I told the cheerful landlady of my intention to wait for favourable weather in Winkelsteg, to live in the little room at the schoolhouse, and to read the records of the schoolmaster—"If I may have permission."

"Oh dear, yes; of course you may!" she exclaimed; "whom could you disturb up there, sir? And no one else would look at those old papers—no one that I know of! So you may select those that you want. The new schoolmaster will bring all such things with him. But I hardly think one will come now. Certainly you may stay, and I will see that the room is kept nice and warm."

So I went up to the schoolhouse again. This time I examined the exterior. It was built for convenience and comfort; there was a wide projecting shingle roof, which, with its bright windows, seemed in some way related to the good-natured roguish face in the picture, of the old man wearing the visor cap.

Then I entered the little room. It was already in order, with a fresh fire crackling in the stove. Through the shining windows I could see the gloomy day and the heavy fog hanging over the forest; but that only made the room seem the more cosy and homelike.

The papers, which I had arranged in the morning, rough, grey and closely written, I now took from the drawer, and seated myself before the well-scoured table at the window, that the daylight might fall on them in a friendly way.

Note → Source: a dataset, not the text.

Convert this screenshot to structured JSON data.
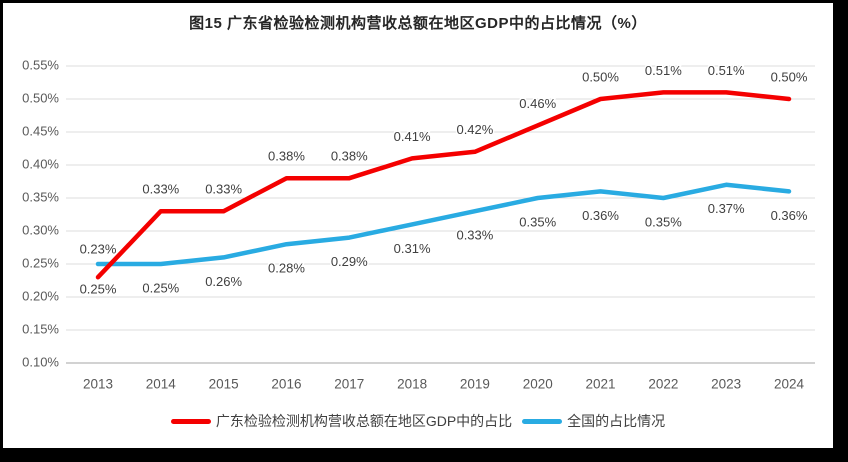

And what the strange man had written, I now began to read. Yet I found portions which needed to be smoothed and changed from the original form. In some places I was obliged to omit, or even insert, entire sentences, at least enough to make the whole intelligible. For only thus was I able to make clear the unusual expressions, and to order and connect the irregular, carelessly formed sentences. However, let it be noticed, that in a few cases many of the quaint, old forms and terms of speech are left, in order to preserve, as far as possible, the peculiar character of these writings.

The first sheet tells nothing and everything; it contains three words: "The Schoolmaster's Story."